Le football suisse plane dans une grande incertitude et le LS notamment. Personne ne sait de quoi demain sera fait et le LS vit avec le spectre d’une saison annulée purement et simplement. Qu’en pensez-vous ?

Nous n’accepterons jamais l’annulation de la saison. Nous sommes à un point précis de notre développement. Sportivement, notre équipe est prête pour la Super League. Le nouveau stade arrive. Le club s’est beaucoup structuré. Bref, nous sommes un club de Super League en Challenge League. Pour arriver à cela, nous avons fait des investissements conséquents. Nos partenaires nous soutiennent et les milieux économiques nous ont donné des signes très positifs sur notre projet. Nos supporters se sont mobilisés et n’attendaient qu’une chose : rejoindre le nouveau stade en Super League. La Ville de Lausanne avec qui nous entretenons de très bons rapports a fait des investissements très importants dans ce stade magnifique. A toutes et tous, nous leur devons la Super League, c’est notre engagement et ce pourquoi nous travaillons tous les jours. C’est bien évidemment pour eux que nous nous devons également de défendre le club.

Les signes que nous recevons aujourd’hui de la part du football suisse avec une votation baclée et les incertitudes liées à une absence de leadership ne sont sincèrement pas positifs.

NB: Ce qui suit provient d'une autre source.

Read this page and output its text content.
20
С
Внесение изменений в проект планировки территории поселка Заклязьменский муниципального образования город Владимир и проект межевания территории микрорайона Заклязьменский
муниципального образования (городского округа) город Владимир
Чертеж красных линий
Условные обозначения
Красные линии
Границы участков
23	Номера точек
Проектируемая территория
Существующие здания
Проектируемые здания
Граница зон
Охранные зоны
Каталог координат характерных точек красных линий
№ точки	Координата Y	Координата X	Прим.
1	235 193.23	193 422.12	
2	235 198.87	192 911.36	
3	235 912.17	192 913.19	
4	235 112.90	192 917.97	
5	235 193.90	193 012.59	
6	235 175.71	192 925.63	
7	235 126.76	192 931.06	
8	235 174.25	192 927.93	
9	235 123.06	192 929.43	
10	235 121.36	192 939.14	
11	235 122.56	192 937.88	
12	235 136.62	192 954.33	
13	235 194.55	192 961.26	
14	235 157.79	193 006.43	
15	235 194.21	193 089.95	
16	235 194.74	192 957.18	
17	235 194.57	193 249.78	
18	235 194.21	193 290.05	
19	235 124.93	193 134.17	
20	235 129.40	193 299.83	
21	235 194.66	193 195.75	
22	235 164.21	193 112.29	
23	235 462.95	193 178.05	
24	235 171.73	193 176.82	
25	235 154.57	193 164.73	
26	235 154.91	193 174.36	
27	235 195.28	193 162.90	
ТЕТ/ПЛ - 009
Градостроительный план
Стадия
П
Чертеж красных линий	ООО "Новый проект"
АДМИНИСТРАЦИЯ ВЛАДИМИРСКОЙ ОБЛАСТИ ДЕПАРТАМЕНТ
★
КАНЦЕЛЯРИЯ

Si je sors du cadre stricte du FC Lausanne-Sport et que je regarde ce qu’il se passe dans les autres ligues européennes, c’est rassurant: il n’y a pas aujourd’hui plus désastreux en terme d’image et de communication qu’une annulation pure et simple de la saison. Regardez ce qu’il s’est passé aux Pays-Bas. Regardez ce qu’il s’est passé dans les différents pays quand des présidents ont émis l’idée d’une annulation pure et simple du championnat. Des vents de contestations de la part du public, des joueurs et des dirigeants. De nombreuses poursuites judiciaires à venir. Il n’y a pas plus injuste dans l’opinion qu’une annulation pure et simple du championnat.

La France a montré la voie en trouvant le chemin d’un certain consensus en valorisant le championnat actuel. Ce qui est d’ailleurs préconisé par l’UEFA dans l’attribution des places européennes. Donc au pays du consensus, même s’il faut s’attendre à tout, on peut espérer un certain pragmatisme.

Au risque de me répéter, rejouer et une ligue à 12 dès l’an prochain résout une très grande partie des problèmes pour ne pas dire tous.